Von Trier’s sky-is-falling theme is captured quite lyrically through the gorgeous cinematography of Manuel Alberto Claro. The quick editing and lush imagery offer a palpable eroticism. You can almost smell the love scenes. The handheld minimalism and golden hues of the interior wedding party shots give way to Claire’s forlorn, ashy, bleak last days. Richard Wagner’s prelude to his opera Tristan und Isolde adds elegant intrigue to the proceedings.
Von Trier is much more interested in the internal struggles of man (or, perhaps, thumbing his nose at them) than he is in visual effects (von Trier’s aspirations as a director couldn’t ever justify a big budget as it is).
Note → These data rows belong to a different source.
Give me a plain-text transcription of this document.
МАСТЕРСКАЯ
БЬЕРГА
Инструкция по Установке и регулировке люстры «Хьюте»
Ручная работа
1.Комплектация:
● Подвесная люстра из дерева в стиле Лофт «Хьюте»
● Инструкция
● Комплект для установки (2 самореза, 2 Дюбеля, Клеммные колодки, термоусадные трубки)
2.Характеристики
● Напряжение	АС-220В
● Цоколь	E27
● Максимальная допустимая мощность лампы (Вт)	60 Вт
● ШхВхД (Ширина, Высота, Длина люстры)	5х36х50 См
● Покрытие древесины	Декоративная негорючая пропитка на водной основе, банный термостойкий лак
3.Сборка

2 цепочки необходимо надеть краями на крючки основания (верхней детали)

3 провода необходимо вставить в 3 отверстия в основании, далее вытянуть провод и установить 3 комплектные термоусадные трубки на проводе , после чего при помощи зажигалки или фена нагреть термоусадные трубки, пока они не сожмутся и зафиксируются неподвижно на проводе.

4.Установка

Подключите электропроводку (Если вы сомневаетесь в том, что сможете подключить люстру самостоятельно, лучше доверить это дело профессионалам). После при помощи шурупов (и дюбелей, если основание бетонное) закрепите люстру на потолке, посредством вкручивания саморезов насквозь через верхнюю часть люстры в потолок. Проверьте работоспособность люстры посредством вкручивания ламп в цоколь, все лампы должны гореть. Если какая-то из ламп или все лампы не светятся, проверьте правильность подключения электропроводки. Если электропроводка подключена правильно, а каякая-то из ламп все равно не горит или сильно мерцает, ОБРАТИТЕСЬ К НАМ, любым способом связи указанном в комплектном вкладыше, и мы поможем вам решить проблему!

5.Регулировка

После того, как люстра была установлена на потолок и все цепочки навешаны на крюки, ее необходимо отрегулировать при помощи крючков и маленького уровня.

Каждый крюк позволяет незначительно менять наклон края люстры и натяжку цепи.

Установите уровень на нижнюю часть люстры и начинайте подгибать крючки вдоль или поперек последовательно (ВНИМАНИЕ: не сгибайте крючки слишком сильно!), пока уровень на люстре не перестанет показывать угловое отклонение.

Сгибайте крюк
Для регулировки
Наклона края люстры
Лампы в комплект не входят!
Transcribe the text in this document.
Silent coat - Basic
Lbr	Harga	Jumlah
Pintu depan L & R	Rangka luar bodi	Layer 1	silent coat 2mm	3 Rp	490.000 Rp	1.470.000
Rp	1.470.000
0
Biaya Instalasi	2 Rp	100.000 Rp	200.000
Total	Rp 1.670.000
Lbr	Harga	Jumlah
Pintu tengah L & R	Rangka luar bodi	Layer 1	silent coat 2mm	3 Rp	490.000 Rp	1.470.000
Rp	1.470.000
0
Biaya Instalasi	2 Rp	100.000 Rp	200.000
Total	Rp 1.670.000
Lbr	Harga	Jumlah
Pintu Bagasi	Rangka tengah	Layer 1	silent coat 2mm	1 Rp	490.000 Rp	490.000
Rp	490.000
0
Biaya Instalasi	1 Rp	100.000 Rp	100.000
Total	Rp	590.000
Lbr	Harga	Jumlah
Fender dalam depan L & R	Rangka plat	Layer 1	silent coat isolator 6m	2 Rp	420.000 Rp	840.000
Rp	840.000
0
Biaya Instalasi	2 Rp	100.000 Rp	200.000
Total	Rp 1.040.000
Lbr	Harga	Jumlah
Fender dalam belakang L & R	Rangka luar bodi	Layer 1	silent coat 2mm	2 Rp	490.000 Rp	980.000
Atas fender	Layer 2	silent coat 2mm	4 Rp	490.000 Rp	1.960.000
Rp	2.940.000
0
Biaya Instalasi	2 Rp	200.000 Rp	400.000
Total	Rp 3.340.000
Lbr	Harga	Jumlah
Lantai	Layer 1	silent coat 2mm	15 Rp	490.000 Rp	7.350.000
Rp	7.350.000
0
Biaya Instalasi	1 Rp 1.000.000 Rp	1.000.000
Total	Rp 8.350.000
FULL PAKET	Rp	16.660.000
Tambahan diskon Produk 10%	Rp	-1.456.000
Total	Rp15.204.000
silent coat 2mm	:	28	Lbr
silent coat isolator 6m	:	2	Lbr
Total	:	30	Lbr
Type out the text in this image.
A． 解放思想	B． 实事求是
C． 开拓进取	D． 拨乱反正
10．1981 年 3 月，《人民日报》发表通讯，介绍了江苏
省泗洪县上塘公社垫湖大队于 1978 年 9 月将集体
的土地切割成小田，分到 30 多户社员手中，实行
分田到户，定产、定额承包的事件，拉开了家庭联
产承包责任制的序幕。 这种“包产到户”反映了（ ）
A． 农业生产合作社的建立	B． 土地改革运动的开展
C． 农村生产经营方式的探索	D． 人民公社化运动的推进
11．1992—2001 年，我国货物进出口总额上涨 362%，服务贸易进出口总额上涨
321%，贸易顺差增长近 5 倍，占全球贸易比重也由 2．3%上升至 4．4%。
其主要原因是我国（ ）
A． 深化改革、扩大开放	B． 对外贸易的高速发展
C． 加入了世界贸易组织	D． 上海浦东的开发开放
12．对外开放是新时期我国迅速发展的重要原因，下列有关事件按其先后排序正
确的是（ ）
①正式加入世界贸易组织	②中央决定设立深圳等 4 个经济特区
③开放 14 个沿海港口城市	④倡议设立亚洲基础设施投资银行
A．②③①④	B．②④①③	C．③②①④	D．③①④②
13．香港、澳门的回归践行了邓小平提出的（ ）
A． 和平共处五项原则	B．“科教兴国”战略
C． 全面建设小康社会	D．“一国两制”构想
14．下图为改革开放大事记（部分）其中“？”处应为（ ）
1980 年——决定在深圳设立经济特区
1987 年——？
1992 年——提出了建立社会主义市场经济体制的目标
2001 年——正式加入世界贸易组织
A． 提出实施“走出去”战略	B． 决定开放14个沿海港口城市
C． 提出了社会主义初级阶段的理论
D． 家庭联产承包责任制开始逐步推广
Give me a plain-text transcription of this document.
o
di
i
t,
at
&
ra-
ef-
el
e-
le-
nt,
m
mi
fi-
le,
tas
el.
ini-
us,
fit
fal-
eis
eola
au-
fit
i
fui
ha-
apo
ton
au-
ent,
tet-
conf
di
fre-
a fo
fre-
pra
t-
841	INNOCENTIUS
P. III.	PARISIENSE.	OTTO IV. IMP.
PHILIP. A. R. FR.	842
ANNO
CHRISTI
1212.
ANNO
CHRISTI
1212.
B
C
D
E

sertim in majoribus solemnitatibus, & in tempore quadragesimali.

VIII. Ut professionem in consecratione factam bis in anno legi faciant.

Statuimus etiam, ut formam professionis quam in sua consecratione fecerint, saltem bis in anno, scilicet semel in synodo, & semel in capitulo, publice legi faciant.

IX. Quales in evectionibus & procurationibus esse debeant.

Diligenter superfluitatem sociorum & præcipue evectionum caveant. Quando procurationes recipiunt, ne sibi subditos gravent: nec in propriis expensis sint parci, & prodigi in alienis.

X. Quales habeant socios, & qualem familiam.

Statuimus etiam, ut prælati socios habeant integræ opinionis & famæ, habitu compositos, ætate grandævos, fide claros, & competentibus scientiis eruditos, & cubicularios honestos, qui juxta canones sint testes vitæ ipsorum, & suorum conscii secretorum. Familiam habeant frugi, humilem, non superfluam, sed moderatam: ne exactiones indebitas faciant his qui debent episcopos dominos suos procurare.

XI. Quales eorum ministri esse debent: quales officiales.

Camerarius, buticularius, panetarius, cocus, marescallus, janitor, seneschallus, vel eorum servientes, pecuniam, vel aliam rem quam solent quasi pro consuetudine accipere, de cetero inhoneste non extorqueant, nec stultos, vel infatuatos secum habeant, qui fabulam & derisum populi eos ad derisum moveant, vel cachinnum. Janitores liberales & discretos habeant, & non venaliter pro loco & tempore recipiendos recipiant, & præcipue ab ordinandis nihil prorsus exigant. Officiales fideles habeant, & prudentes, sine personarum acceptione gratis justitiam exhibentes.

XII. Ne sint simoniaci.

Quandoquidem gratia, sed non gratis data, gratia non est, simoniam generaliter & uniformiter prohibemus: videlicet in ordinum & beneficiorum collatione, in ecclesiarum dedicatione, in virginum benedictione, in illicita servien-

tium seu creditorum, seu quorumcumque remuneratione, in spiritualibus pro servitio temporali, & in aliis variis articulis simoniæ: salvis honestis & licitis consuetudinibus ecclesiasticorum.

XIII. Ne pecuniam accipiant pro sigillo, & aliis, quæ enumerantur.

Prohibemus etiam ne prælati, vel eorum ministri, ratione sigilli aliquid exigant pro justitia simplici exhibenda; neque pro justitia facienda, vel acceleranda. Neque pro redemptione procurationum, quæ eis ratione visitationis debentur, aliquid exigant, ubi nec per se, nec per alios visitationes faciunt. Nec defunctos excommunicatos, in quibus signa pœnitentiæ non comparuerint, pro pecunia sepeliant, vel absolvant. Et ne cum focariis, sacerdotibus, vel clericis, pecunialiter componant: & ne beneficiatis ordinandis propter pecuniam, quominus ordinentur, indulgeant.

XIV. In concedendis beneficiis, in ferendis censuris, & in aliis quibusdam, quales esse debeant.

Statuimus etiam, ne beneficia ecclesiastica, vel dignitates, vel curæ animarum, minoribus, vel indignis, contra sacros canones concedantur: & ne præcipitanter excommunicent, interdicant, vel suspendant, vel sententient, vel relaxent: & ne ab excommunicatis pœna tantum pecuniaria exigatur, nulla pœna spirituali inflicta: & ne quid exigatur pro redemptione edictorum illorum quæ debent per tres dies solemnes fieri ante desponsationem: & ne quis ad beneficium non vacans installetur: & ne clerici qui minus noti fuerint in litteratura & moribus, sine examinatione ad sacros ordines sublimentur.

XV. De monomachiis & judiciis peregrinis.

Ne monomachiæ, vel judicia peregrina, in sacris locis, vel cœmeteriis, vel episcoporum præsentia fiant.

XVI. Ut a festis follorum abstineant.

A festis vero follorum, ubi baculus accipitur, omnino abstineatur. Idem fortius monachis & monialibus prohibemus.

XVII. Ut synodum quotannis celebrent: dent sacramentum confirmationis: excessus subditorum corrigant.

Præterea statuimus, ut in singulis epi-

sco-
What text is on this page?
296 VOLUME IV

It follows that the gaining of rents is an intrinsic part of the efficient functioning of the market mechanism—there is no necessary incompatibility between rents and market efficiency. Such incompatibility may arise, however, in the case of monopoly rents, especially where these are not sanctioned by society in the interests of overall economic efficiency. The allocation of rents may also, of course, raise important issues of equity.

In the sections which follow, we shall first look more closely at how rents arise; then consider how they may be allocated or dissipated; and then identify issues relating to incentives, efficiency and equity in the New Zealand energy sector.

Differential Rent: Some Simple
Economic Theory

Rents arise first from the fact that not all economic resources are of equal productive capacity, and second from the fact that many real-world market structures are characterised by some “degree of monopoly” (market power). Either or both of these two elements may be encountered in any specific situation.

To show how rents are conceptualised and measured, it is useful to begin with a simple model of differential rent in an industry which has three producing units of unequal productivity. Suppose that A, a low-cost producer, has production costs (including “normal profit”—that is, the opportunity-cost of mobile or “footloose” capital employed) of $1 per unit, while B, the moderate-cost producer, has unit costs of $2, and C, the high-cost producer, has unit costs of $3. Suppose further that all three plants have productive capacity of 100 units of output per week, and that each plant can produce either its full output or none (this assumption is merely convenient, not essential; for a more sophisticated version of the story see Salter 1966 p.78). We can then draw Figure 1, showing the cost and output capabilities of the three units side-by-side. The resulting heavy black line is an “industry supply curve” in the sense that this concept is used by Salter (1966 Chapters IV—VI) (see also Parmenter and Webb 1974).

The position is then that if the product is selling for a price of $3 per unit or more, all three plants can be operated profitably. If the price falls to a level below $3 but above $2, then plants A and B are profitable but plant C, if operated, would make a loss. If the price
His use of the universe shots and the fictitious blue planet are economical and effective for his purposes. Even in the minimalist finale, he shrewdly sidesteps a cheesy tone through simplicity.
Melancholia is part of an unofficial trilogy of End of Days films showing at the recent New York Film Festival including Bela Tarr’s The Turin Horse and Abel Ferrara’s 4:44 Last Day on Earth (as pointed out by a Turkish-American film critic I had the pleasure of meeting during my time in the city this past October). Yet, oddly enough, out of all three directors’ films, von Trier’s piece passes as the most optimistic.